DVCDisneyRunner
Mouseketeer
- Joined
- May 28, 2015
DVC Resale Market has a ranking of the most economical resorts on their website, however I never thought their methodology made any sense. It uses a very simplistic approach that doesn't take into consideration Time Value of Money. This leads to over valuing resorts that have high purchase prices, but low maintenance fees. I went back and used the same methodology, except I factored in things like expected US inflation, and increases to maintenance fees. Here are my results:
Assumptions Used:
Maintenance Fees increase on average by 4% annually.
US Inflation Rate is 2%
Purchase Price used is DVC Resale Market's average resale purchase price for April 2019.
Initial Maintenance Fees are the 2019 amounts.

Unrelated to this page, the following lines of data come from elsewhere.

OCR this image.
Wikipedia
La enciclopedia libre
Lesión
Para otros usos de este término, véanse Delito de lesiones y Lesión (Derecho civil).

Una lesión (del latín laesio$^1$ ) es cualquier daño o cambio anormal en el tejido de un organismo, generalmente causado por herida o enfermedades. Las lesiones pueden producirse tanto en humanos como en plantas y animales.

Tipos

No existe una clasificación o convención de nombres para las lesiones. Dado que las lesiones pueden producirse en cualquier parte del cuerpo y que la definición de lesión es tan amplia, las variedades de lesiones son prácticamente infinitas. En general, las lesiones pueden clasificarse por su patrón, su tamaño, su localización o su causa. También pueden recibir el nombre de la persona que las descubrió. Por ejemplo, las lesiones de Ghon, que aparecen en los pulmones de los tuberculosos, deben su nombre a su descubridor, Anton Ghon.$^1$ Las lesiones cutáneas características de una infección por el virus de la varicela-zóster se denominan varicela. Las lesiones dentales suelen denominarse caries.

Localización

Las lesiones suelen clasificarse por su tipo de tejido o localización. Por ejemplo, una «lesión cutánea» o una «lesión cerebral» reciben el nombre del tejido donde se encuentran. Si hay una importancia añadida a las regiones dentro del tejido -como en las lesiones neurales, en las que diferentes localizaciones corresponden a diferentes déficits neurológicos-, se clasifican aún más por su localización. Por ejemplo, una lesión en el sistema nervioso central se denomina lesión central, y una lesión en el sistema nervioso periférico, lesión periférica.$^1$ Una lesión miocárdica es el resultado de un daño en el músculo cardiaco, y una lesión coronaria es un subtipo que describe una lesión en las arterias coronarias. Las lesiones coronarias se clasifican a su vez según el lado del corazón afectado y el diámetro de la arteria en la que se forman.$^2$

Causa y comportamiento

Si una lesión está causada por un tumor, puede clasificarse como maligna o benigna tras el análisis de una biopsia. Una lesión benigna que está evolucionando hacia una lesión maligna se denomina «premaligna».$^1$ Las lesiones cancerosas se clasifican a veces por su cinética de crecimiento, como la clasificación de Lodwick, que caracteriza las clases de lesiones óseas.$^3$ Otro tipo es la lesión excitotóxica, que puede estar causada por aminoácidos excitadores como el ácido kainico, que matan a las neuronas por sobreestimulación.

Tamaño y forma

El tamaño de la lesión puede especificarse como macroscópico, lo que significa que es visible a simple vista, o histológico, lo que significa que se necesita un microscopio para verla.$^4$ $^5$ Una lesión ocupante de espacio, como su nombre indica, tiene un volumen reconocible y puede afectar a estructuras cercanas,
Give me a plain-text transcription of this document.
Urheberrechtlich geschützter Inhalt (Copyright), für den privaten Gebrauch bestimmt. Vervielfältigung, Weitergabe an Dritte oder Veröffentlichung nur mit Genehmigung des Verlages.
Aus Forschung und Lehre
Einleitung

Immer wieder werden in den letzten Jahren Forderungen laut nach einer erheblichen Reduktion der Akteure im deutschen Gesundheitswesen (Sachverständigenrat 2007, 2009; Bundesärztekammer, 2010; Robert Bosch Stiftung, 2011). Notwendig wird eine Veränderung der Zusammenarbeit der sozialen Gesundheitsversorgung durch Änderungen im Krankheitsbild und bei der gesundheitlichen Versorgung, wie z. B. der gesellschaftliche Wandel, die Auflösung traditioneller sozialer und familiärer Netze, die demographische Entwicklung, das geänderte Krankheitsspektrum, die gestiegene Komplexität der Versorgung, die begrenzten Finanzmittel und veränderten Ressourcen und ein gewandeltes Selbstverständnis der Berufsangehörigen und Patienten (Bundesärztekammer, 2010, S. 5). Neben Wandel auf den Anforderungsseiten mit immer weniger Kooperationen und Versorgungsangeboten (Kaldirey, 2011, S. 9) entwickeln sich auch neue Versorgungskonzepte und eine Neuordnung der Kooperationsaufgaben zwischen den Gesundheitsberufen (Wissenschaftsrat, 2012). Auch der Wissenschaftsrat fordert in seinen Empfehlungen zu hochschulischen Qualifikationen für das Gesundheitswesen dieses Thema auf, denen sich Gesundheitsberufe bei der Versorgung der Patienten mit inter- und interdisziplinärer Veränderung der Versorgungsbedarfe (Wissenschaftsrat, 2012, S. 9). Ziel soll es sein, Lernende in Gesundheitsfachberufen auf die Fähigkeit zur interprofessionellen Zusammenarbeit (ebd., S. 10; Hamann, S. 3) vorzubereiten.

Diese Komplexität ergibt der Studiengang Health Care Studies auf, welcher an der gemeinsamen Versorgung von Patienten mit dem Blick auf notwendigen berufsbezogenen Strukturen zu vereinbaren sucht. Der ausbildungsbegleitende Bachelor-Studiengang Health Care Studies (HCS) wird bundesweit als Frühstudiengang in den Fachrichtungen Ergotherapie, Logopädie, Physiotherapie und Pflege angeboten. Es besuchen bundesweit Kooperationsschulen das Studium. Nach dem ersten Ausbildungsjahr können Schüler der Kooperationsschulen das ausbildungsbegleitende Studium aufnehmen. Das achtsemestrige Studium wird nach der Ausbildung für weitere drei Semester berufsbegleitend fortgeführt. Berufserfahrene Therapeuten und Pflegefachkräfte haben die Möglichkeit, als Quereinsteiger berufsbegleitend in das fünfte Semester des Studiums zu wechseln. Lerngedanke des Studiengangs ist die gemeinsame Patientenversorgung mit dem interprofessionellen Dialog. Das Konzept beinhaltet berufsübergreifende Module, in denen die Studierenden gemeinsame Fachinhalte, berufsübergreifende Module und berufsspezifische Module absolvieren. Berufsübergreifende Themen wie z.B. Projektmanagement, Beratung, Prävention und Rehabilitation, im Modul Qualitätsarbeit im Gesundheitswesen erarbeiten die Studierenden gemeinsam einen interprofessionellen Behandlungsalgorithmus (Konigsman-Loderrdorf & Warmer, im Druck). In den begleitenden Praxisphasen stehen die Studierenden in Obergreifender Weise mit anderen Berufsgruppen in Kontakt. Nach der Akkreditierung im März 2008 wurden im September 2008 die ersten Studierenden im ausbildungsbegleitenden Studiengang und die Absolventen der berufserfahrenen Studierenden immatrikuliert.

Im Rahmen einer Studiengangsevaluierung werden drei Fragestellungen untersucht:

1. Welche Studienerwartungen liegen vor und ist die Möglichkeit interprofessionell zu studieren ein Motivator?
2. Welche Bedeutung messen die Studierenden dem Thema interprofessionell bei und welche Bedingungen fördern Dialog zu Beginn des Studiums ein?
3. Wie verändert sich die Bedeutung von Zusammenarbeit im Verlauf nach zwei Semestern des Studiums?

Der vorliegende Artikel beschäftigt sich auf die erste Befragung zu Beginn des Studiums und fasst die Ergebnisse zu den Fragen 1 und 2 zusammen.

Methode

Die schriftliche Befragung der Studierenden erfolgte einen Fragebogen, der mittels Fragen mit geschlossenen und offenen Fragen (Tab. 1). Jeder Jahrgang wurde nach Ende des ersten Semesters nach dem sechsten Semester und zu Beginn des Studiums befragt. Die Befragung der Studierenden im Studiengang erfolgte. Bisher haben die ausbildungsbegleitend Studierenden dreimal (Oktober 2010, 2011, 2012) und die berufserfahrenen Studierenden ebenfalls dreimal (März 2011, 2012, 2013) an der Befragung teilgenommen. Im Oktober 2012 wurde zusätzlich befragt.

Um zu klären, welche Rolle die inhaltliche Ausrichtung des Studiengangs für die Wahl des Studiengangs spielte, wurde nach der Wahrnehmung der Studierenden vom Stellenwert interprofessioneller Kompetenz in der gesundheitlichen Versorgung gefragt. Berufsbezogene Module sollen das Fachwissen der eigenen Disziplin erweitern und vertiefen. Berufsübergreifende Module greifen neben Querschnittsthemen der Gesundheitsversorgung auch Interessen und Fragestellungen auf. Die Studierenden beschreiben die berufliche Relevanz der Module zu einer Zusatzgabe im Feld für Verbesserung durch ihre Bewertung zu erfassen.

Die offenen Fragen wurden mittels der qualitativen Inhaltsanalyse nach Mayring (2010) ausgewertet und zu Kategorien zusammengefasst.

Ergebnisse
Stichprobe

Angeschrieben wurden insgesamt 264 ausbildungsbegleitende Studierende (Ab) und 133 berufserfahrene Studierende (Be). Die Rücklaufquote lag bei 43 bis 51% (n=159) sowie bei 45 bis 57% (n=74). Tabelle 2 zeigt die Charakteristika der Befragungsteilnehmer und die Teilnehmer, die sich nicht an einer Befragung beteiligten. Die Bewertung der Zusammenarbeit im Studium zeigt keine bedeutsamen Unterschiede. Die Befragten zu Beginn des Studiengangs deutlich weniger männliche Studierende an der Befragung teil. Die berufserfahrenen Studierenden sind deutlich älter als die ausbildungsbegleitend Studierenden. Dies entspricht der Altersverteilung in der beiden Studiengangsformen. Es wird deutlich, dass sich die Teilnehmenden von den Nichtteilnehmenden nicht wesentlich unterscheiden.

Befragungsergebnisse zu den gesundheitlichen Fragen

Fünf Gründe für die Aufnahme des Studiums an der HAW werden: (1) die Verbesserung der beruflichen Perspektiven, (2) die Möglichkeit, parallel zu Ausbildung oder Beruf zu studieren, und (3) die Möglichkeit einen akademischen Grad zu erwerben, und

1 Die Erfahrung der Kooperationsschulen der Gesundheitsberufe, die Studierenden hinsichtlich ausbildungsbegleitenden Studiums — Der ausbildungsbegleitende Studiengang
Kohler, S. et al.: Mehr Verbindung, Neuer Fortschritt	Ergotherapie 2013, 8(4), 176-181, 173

Resort Cost Per Point (My Calculation) Ranking (My Calculation) Cost Per Point (DVC Resale Market) Ranking (DVC Resale Market) Saratoga Springs 11.89 1 9.31 1 Boulder Ridge 12.98 2 11.58 10 Old Key West 12.99 3 11.75 11 Bay Lake Tower 13.06 4 9.94 2 Grand Floridian 13.45 5 9.97 3 Animal Kingdom 13.65 6 10.33 6/7 Grand Californian 13.94 7 11.10 9 Hilton Head 14.01 8/9 11.99 12 Polynesian 14.01 8/9 10.02 4
Boardwalk 14.25 10 12.91 14 Beach Club 14.42 11/12 12.98 15 Aulani 14.42 11/12 10.33 6/7 Vero Beach 14.69 13 12.52 13 Copper Creek 15.09 14 10.37 7
It's important to note that these results don't factor in things like point charts, or any non-quantitative measures of desirability. It is strictly an average cost per point available over the duration of the contract.
Edit: I can't figure out how to fix the second table to match the first.
How long one intends to hold onto the contract will be yet another factor to consider when calculating cost per point.
Lets say you purchase resort A with 25 years for 100 and 5 dollar MF's and I purchase resort B for 150 with 47 years and 5 dollar MF's at the end of 25 years you have no value left and I sell for cost plus inflation.
Or we both purchase resort C and you hold for the life of the contract (25+ years) but I sell at 10 years for the cost plus inflation.
In both these situations I would come out paying less per point than you based on your analysis. However, In the first example resort A would appear to have been the better buy over resort B and in the second example your cost per point and my cost per point would not be the same because we have different exit points.
It is all these unknowns that leads places like the one you referenced to go with the simplest comparison. Once you start trying to predict inflation vs MF increases, how long one may or may not remain a member... you start to create the out come you are looking for which many of us have done to come to the conclusions we have when purchasing DVC. No real right or wrong approach just very individualized.